Lending loophole in Central Bank home loan rules
Irish banks can ignore the Central Bank’s tough new mortgage rules when they lend to customers abroad, the Irish Independent has learned.
Banks with UK operations, for example, can lend mortgages to their customers there without being bound by the home loan rules introduced by the Central Bank last year.
The Central Bank’s loan-to-income (LTI) and loan-to-value (LTV) measures were designed to boost not only the resilience of borrowers to another financial shock, but also protect the banking sector and stop a repeat of the loose lending that led to the crash.
The Bank of England has LTI restrictions in place, but unlike the Central Bank of Ireland, has made no policy recommendations regarding LTV.
Bank of Ireland, in particular, has a significant mortgage operation in the UK, with its UK mortgage book around the same value as its Irish one.
Bank of Ireland is the only Irish lender that still has large scale operations abroad. Other banks were forced to pull back from the British market in the wake of the crash, as well as other markets such as Poland where AIB had expanded during the period of the boom.
News that lending outside this State is not subject to the Regulator’s restrictions could prompt other banks struggling to lend cash in the Irish market to redirect capital abroad.
According to Bank of Ireland’s interim results published in recent weeks, Republic of Ireland mortgages total €24.6bn. The bank’s mortgage book in the United Kingdom totals roughly the same amount, at £20.5bn (€24.11bn).
It advertises to its Northern Ireland customers that first- time buyers can get mortgages of up to 90pc of the value of the price of a property, and up to 95pc on the UK Government’s Help to Buy scheme. Up to 90pc LTV is also offered for moving home. In the Republic, for first-time buyers, a limit of 90pc LTV applies on the first €220,000, reducing to 80pc on any value of the property thereafter.
But for non-first time buyers, a limit of 80pc LTV applies on new mortgage lending. A loan to income limit of 3.5 times earnings applies to all new home lending, and this should be exceeded by no more than 20pc of the value of all mortgages.
A Central Bank of Ireland spokeswoman said Irish banks operating in Britain fall under the UK regulator.
“In the UK, they would be subject to the Bank of England lending rules and requirements. It’s only the Republic of Ireland – the macroprudential rules only apply to that.”
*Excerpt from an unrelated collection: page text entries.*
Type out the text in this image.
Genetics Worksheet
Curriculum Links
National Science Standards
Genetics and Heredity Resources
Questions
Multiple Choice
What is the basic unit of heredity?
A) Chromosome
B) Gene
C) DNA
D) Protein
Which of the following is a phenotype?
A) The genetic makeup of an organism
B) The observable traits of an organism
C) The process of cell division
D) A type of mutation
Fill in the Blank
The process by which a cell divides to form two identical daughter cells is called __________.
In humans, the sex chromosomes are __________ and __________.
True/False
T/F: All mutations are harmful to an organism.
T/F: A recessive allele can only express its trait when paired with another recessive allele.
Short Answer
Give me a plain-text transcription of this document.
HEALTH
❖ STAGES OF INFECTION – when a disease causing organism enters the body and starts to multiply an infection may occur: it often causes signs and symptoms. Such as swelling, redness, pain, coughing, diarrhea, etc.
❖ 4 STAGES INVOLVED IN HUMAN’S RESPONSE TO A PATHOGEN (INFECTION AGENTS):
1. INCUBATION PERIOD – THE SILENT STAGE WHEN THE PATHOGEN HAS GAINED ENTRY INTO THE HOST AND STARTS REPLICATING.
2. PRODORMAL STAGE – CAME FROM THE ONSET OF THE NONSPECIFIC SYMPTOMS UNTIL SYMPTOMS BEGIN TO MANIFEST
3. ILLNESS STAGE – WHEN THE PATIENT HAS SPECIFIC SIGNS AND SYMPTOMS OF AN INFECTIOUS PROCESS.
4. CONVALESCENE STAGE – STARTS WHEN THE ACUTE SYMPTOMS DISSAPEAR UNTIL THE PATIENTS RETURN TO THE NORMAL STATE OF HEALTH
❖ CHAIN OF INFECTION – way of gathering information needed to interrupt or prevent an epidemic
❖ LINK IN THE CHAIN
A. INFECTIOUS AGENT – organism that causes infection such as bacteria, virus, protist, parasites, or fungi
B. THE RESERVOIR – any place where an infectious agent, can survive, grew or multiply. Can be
In the UK, regulators recommend that lenders are prevented from allocating more than 15pc of new residential mortgages to individuals borrowing four and a half times their income, or greater. But a spokeswoman said there is no policy recommendations around loan to value. Stricter checks on mortgage applicants were introduced, though.
Bank of Ireland said that in the UK it had an average LTV of 62pc on existing stock and 69pc on new UK mortgages in the first half of the year. In Ireland, it has an average LTV of 74pc on existing stock and 71pc on new mortgages.
The issue of differing rules between the Central Bank and Bank of England was also noted at the June meeting of the so-called Principals Group, an interdepartmental gathering of senior Irish officials to discuss issues facing the economy.
According to the minutes, it was noted that an investigation of new Bank of Ireland lending in the UK had concluded.
“Bank of England permit higher LTV/LTI ratios than CBI,” the minutes stated.